I have the following question: Let $X$ be a barrelled locally convex space (every absolutely convex, absorbing and closed set is a neighborhood of zero) and let $(T(t))_{t\geq0}$ be a $C_0$-semigroup, i.e., $T(t)x\to x$ if $t\to0$ for all $x\in X$, such that $(T(t))_{t\geq0}$ is bounded in the following sense: for all bounded subsets $B$ of $X$ and for all (continuous) seminorms $q$ there exists a $M\geq0$ such that $\sup_{x\in B}{q(T(t)x)}\leq M$.

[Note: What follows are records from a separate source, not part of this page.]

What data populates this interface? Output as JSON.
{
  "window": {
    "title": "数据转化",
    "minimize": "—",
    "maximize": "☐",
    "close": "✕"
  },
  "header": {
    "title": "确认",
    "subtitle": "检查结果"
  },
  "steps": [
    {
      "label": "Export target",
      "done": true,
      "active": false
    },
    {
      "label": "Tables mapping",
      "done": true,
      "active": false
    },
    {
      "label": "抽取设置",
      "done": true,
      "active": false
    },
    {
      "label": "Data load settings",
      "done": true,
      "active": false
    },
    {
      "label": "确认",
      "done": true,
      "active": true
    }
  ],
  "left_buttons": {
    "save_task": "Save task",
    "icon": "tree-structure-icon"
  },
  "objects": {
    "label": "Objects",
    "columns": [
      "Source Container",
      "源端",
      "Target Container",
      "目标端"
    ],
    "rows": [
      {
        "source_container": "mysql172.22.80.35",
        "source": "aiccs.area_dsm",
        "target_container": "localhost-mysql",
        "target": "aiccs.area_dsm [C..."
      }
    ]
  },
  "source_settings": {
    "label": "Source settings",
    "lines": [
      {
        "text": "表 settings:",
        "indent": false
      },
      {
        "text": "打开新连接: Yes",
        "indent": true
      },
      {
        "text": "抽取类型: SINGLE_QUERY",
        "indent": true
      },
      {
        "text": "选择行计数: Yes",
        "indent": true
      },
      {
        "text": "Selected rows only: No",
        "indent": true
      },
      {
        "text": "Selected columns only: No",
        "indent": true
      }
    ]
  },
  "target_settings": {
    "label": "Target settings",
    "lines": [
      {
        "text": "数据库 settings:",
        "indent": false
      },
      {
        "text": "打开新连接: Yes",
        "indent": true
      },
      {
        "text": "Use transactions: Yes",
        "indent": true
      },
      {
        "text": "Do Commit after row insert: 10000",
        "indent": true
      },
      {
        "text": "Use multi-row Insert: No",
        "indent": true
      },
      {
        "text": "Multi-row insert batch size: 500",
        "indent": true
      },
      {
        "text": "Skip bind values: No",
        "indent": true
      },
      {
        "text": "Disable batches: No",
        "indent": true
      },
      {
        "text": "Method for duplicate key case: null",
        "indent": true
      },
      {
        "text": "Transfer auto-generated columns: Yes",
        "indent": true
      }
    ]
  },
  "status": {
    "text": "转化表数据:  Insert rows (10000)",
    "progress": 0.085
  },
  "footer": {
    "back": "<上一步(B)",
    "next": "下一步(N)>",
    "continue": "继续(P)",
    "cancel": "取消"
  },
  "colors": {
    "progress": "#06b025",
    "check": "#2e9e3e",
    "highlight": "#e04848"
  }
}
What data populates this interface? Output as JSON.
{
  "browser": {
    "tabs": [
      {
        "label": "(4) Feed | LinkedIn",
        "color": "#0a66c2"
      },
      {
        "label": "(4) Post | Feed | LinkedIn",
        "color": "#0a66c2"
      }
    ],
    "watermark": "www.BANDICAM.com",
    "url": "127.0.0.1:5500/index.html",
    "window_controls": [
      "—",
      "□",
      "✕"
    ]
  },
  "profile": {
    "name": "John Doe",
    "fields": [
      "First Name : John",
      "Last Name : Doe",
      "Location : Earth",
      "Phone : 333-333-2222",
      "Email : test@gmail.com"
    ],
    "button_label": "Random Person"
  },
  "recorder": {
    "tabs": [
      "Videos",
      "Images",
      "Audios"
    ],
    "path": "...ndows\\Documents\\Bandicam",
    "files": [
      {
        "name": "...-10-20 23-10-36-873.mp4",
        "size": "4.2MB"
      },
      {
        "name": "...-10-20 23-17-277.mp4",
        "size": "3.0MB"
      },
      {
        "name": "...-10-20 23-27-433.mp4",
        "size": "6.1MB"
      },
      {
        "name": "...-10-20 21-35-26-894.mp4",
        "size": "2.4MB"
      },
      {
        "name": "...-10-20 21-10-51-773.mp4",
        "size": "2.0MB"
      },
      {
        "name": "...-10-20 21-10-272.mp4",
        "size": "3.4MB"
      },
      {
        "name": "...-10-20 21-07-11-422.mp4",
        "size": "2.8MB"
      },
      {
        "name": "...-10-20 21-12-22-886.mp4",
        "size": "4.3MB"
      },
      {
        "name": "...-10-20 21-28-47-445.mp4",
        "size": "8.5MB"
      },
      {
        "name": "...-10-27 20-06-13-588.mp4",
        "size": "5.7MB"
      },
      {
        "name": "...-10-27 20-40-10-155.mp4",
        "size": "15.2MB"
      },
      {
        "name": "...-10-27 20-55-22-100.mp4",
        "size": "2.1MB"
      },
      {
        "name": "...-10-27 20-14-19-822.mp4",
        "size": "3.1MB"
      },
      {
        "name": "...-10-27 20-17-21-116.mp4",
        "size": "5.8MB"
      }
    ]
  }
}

The claim I want to prove is that this is equivalent to being an equicontinuous semigroup, i.e., for all seminorms $p$ there exists another seminorm $q$ and $C\geq0$ such that $p(T(t)x)\leq Cq(x)$ for all $t\geq0$ and all $x\in X$. In other words: A $C_0$-semigroup on a barrelled locally convex space is bounded if and only if $(T(t))_{t\geq0}$ is equicontinuous.
Another question that arose during this investigation is if the same holds true if one substitutes "barrelled" by "C-sequential" (and probably "semi-Montel")?
Thanks in advance for your constructive feedback, I am looking forward hearing from you soon.